Die Ausrufung der »Rheinischen Republik« geschah in Gerolstein am 23. Oktober 1923 durch den Rechtsanwalt Lambert Finten aus Schönecken. Als bekannt wurde, dass Finten gegenüber dem Rathaus die Republik ausrufen wollte, schichteten mehrere junge Männer oben auf der Burg, oberhalb des Rathauses, einen gewaltigen Steinberg auf, den sie während der Ausrufung als Steinlawine hinabstürzen wollten. Das Aufgebot an französischem Militär ließen sie jedoch von diesem Vorhaben absehen. Bald regte sich überall im Lande der Widerstand der Bevölkerung. Am 13. November 1923 wurden die Sepratisten aus Adenau vertrieben. Am 22. Oktober 1923 kam es zu dem Bauernzug nach Wittlich, wobei Philipp Klas von dem Separatisten Monnens, einem gebürtigen Holländer, erschossen wurde. Auch in Gerolstein zogen am 31. November 1923 500 bis 600 Bürger aller Berufsklassen aus der Stadt und den umliegenden Orten zur Bürgermeisterei, um den separatistischen Bürgermeister zu vertreiben. Anscheinend hatte man auf dem Amt von diesem Vorhaben erfahren, denn kaum waren die Männer vor dem Bürgermeisteramt angelangt, als auch schon französisches Militär eintraf, das mehrere Männer festnahm und ihnen ihre Pässe entzog. Der Kreisdelegierte von Daun, bei dem sie die Pässe wieder abholen mussten, erklärte ihnen, dass sie mit mindestens fünf Jahre Zwangsarbeit zu rechnen hätten. Hierauf flüchteten die Hauptbeteiligten in das unbesetzte Gebiet.
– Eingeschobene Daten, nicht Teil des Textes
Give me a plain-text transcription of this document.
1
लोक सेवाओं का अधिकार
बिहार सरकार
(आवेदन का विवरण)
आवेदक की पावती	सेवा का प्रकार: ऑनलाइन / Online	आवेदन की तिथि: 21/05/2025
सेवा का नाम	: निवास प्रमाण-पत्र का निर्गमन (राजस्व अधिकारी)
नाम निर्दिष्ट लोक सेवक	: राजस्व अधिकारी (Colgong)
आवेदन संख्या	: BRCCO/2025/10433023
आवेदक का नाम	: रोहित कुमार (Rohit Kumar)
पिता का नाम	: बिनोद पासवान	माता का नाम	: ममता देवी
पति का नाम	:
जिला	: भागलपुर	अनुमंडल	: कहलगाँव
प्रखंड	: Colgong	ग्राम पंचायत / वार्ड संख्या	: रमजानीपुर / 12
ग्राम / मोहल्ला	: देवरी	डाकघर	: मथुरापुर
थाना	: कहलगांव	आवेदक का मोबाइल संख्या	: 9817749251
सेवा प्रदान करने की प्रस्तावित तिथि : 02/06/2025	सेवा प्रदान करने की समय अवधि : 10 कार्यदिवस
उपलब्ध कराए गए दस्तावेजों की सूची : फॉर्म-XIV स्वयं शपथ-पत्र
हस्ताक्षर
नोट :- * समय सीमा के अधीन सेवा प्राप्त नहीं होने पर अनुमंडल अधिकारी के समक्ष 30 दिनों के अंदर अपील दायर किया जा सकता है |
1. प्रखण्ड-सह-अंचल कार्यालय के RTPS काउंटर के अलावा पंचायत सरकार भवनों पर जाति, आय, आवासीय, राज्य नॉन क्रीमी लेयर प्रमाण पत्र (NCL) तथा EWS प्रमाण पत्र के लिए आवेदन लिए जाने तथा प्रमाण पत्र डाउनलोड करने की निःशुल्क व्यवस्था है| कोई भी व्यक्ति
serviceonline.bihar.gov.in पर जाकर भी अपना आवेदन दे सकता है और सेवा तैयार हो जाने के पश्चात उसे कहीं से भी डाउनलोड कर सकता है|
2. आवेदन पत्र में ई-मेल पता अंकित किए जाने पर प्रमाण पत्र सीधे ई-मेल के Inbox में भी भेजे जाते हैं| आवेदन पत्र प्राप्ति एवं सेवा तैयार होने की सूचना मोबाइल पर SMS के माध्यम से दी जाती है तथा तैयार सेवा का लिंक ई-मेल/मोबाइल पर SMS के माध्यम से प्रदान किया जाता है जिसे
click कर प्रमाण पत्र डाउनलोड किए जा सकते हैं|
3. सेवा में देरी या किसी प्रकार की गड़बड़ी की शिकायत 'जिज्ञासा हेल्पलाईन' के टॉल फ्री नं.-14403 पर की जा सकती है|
Die Angehörigen der »Rheinarmee« hielten sich ständig in der Bürgermeisterei auf. Später quartierte man sie im »Hotel Zur Post« ein. Ihre Verpflegung erfolgte auf Kosten der Gemeinde.

Am 16. Dezember 1923 wurde Bürgermeister Hoppmann durch den Bürgermeisterbeirat abgesetzt und Bürgermeister Sollhe übernahm wieder die Amtsgeschäfte. Bezirkskommissar Schons richtete nun im »Hotel Zur Post« ein »Kasino für Regiearbeiter« ein. An den Bürgermeister Sollhe richtete er folgenden Brief: »Teile Ihnen hierdurch mit, dass künftig sämtliche an mich gerichteten Schreiben mir durch meine vorgesetzte Behörde, die Hohe Interalliierte Rheinlandkommission in Daun, zuzustellen sind. Alles andere ist für mich null und nichtig!«

Aber die Tage der »Rheinischen Republik« waren gezählt. Die überraschende Bewegung der Landbevölkerung brach dem Separatismus in der Eifel, an der Mosel und im Hunsrück das Rückgrad. Nach und nach verschwanden die grün-weiß-roten Fahnen von den Rathäusern. Die Hauptbeteiligten gingen so heimlich, wie sie gekommen waren. Bürger, die unter dem Druck der damaligen Verhältnisse mitgemacht hatten, wurden später rehabilitiert. Bei einer Revision der Gemeindekasse und des Bürgermeisteramtes in Gerolstein am 17. Dezember 1923 durch Reg. Assessor Münch wurde festgestellt, dass alle Anweisungen seit dem Separatistenputsch von Hoppmann unterzeichnet und von der Gemeindekasse ausgeführt worden waren. Für sich selbst hatte Hoppmann bereits einen Betrag von rund 620 Billionen Reichsmark als Gehalt abgehoben. Während der Vernehmung erwiderte Hoppmann auf die Frage, von wem er zum Bürgermeister ernannt worden sei: »Von der rheinischen Republik!« Wer Vertreter dieser Republik sei, konnte er nicht beantworten. Auch eine schriftliche Bestätigung seiner Ernennung war er nicht in der Lage, vorzulegen. Dem Hinweis, dass er nicht gesetzlicher Vertreter der Bürgermeisterei Gerolstein sei, beantwortete er, dass er sowohl vom Landrat Kirch als auch vom Kreisdelegierten als Bürgermeister begrüßt worden sei.

Quellen:

1. Chronik des 20. Jahrhundert -Westermann Hermes

2. Sonderausgabe der »Trierischen Landeszeitung« vom I.Juli 1930

3. Dr. Klaus Reimer: Die Separatistenherrschaft, Heimatjahrbuch Kreis Daun, Seite 199 ff.

4. Niederschrift über Revision der Gemeindekasse des Bürgermeisteramtes Gerolstein, Landeshauptarchiv Koblenz LHAKO 422/14241.

5. Erwin Schöning: Passiver Widerstand und Separatismus, Gerolstein, Schriftenreihe Ortschroniken des Trierer Landes, Band 19, Herausgeber: Stadt Gerolstein 1986.